I know when you have a superposition of two states and you add their two wave functions you end up with an additional part of the equation (namely the cos of the differences in energy over h-bar times t) that is now time dependent, and oscillates at a frequency of the differences in energy over h-bar.

And I know to calculate the expectation value you plug your specific operator into the middle of the integral (so for purposes of writing it out it looks as though it is sandwiched between the wave function in the integral).

I can see for the expectation value of the position how the time dependent part of the integral continues to just be the cos of the differences in energy over h-bar. I'm just struggling to see how to incorporate the momentum operator (-i h-bar gradient) into the integral, and then isolate the time dependent part of the integral.

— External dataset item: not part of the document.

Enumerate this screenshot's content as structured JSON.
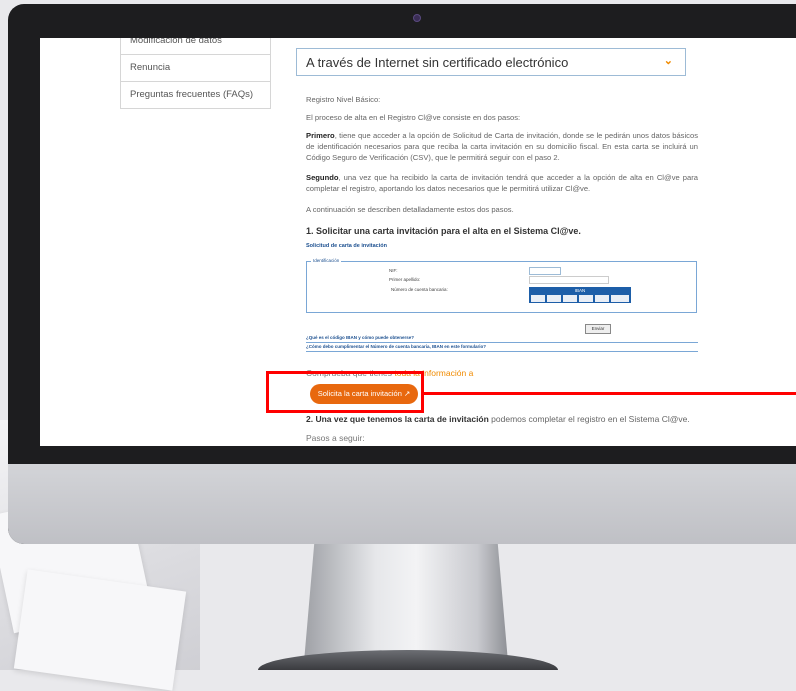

Specifically, right now I am trying to solve the expectation value for momentum for an electron in the superposition of the first two eigenstates (so n=1 and n=2). But I do not see how the momentum operator affects the time dependent part of the equation...

Let's write the eigenstates for the infinite well as $$\psi_n(x,t) = \phi_n(x)e^{-i\omega_n t} = |n\rangle e^{-i\omega_n t} ,$$
where $\phi_n(x) = A \sin\left( n \pi x /L \right)$.
If your linear combination is $$|\psi_0\rangle = \alpha |1\rangle e^{-i\omega_1 t}+ \beta |2\rangle e^{-i\omega_2 t}.$$ Then $$\begin{eqnarray} \langle \psi_0 | \hat{p} | \psi_0 \rangle &=& \left( \alpha^* \langle 1| e^{i\omega_1 t}+ \beta^* \langle 2| e^{i\omega_2 t} \right)\hat{p} \left( \alpha |1\rangle e^{-i\omega_1 t}+ \beta |2\rangle e^{-i\omega_2 t} \right) \\ &=& |\alpha|^2 \langle 1 | \hat{p} | 1 \rangle + |\beta|^2 \langle 2 | \hat{p} | 2 \rangle + \alpha^*\beta \langle 1 | \hat{p} | 2 \rangle e^{-i\Delta\omega t} + \alpha\beta^* \langle 2 | \hat{p} | 1 \rangle e^{i\Delta\omega t} \end{eqnarray}$$ The $\hat{p}$ operator does not affect the time-depentent part. However, it will convert $\sin$ to $\cos$ making $\langle 1 | \hat{p} | 1 \rangle = \langle 2 | \hat{p} | 2 \rangle = 0$.
Now, the terms that remain are not zero and are complex conjugates of each other so, as with the expectation value of the position, it is proportional to $\cos\Delta\omega t$.